QUIZÁS DOMINGO



Con mi abuelo yo no conviví demasiado.


El primer recuerdo que tengo de mis abuelos juntos es uno que no poseo.

En la casa de mi abuela, su cuarto estaba subiendo las escaleras a la derecha.

El de mi abuelo era subiendo las escaleras y derecho, frente al baño.

Mi abuela tenía una terraza en su cuarto.

Mi abuelo un cuadro con unos perros devorando un venado.

Mi abuela pasaba los días en casa cocinando para toda la familia: hijos, nietos…

Mi abuelo llegaba a la casa cada tanto tiempo. Llevaba sombreros de bejuco, tostadas y alguna que otra cosa. Entraba y tomaba posesión de su cuarto, de la casa. Hacía tiempo que ya no vivía ahí, sólo llegaba un par de días y se iba.

Trabajaba en el Registro civil.

Trabajaba fuera de la ciudad.

Y casi nunca estaba en casa.

A pesar de eso, mi abuela siempre lo esperaba.

Ella era la reina de la casa. Todo, absolutamente todo giraba en torno a ella. Pero cuando mi abuelo llegaba, ella, la reina, bajaba del trono y miraba pasar al hombre que conocía como su marido. No decía nada, sólo lo miraba pasar. Y a veces bajaba la mirada.

Mi abuelo se fue de casa y no volvió.

Tuvo otra familia.

Y otra.

Y otra.

Y otras mientras estaba con mi abuela.

Ella lo sabía, pero aún así, lo esperaba.

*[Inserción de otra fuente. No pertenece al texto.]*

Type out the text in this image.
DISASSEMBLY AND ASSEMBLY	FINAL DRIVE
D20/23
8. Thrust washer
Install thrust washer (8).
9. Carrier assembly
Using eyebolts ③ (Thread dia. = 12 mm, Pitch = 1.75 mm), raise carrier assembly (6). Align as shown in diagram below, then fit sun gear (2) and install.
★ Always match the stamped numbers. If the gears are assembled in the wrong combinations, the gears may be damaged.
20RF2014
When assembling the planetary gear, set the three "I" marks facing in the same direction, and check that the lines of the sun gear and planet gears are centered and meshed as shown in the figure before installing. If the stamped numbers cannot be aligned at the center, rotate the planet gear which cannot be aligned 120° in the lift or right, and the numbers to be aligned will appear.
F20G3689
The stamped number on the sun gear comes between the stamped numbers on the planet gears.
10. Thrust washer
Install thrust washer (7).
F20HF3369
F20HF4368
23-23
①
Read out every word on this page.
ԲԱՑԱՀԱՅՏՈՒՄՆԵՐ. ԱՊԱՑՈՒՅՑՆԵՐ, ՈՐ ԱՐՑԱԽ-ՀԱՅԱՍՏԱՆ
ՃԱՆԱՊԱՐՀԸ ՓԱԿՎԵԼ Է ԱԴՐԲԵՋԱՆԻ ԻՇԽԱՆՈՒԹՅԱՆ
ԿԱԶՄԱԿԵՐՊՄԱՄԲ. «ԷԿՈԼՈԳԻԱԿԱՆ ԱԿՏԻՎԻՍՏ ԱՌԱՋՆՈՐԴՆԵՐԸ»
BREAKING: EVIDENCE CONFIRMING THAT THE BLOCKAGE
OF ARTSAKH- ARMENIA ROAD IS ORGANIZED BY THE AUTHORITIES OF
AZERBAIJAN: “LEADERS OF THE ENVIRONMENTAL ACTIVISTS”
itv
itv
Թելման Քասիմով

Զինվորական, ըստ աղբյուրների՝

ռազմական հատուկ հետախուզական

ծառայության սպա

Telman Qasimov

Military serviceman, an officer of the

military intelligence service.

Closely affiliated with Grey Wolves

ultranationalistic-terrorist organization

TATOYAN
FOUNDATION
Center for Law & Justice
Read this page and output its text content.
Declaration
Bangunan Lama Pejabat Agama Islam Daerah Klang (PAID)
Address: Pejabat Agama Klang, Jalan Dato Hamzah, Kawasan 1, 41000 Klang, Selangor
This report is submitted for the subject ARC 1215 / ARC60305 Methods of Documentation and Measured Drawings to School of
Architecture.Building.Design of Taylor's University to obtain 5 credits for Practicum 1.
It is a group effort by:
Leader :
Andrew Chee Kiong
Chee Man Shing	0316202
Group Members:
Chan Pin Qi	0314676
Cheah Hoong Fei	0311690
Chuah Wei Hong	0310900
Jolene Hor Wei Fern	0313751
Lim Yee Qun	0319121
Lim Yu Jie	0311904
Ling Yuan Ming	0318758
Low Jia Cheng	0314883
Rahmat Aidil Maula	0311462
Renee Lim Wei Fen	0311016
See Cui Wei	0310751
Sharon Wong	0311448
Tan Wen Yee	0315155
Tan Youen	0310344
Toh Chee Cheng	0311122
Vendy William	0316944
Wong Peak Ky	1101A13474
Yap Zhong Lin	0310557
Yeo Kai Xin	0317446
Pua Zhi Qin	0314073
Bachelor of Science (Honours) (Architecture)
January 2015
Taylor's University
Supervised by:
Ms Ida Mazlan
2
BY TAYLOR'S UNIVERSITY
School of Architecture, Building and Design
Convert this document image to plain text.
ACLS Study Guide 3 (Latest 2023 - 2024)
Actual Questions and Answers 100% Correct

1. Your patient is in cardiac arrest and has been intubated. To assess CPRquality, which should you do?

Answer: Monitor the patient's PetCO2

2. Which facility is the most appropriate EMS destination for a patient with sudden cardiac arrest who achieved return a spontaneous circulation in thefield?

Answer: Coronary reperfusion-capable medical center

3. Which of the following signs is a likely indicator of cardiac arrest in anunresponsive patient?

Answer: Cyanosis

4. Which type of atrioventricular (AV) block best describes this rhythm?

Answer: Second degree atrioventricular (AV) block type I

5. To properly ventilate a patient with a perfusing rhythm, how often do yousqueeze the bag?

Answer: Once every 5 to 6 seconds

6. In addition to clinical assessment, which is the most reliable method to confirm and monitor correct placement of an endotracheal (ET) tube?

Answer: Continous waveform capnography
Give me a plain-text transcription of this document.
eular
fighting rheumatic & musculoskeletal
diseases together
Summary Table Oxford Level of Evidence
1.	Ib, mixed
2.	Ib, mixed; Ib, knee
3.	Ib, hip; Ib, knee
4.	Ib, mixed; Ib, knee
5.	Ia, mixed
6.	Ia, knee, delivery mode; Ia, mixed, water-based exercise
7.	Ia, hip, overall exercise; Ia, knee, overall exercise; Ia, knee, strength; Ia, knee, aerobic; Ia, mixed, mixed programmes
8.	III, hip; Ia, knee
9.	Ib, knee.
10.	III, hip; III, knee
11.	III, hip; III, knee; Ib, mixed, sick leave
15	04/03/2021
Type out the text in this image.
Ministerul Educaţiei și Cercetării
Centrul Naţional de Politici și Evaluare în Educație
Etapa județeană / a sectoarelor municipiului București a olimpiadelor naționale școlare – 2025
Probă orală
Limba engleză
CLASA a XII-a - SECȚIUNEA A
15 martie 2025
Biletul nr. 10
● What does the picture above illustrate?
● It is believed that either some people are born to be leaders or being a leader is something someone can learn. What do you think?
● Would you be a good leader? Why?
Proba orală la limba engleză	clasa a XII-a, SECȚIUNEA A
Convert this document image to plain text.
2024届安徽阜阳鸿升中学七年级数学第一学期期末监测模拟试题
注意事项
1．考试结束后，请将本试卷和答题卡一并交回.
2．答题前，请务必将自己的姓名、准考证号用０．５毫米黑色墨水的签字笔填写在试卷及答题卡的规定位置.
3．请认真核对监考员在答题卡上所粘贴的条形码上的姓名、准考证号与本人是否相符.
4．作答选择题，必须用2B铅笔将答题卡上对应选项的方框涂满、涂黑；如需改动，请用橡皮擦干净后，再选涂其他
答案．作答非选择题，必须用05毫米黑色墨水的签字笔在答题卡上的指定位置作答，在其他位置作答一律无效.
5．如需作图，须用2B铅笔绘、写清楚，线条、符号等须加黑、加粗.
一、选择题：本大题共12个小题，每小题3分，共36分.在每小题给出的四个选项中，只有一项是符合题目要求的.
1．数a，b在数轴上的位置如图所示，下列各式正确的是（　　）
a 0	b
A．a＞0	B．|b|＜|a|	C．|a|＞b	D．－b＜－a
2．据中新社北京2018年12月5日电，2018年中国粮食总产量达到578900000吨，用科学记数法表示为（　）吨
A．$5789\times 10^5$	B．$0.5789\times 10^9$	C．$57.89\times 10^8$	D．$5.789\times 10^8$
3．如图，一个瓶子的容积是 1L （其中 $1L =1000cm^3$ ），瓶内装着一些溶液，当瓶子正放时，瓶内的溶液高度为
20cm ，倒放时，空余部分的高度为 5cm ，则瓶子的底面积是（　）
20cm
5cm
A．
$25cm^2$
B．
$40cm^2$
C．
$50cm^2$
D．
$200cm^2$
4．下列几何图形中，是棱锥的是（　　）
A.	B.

Cuando tuvieron que hacer trámites legales para vender la casa del pueblo, mi abuela buscó el acta de matrimonio y no la encontraron por ningún lugar. En ningún libro del Registro civil. Como si nunca se hubieran casado. Tanta vida compartida que se perdió en un papel que alguien desapareció.

“Alguien”.

A pesar de eso, siguieron compartiendo algunos eventos.

Bodas de hijos.

Bodas de nietos.

Mi abuelo entraba a la casa. La casa que todos conocemos como la casa de la abuela. Ella no decía nada, no se oponía, lo dejaba estar.

Pero ya no hablaban.

Cuando mi abuela iba a morir, mi abuelo fue a verla. Estuvo un par de días y decidieron que mejor se fuera. Mis tías decían que ella estaba muy inquieta, que no podía descansar.

Mi abuelo se fue.

Mi abuela murió a los tres días.

Mi abuelo estuvo sentado frente al féretro durante todo el velorio. Acompañando a "la difunta", como dijo él.

Él murió un año después.

Quizás mi abuela lo esperaba.

Yo me pregunto, porque no sé. Quizás cuando entienda porqué mi abuela esperaba a mi abuelo, aún sabiendo todo lo que él hacía, le preparaba la comida, lo recibía, no dormían juntos pero lo esperaba...

Quizás cuando entienda porqué mi abuela esperaba a mi abuelo, mirando de vez en cuando hacia el zaguán esperando que se abriera y entrara él, quizás entonces y sólo quizás, yo pueda querer a mi abuelo.

O pueda entender el amor.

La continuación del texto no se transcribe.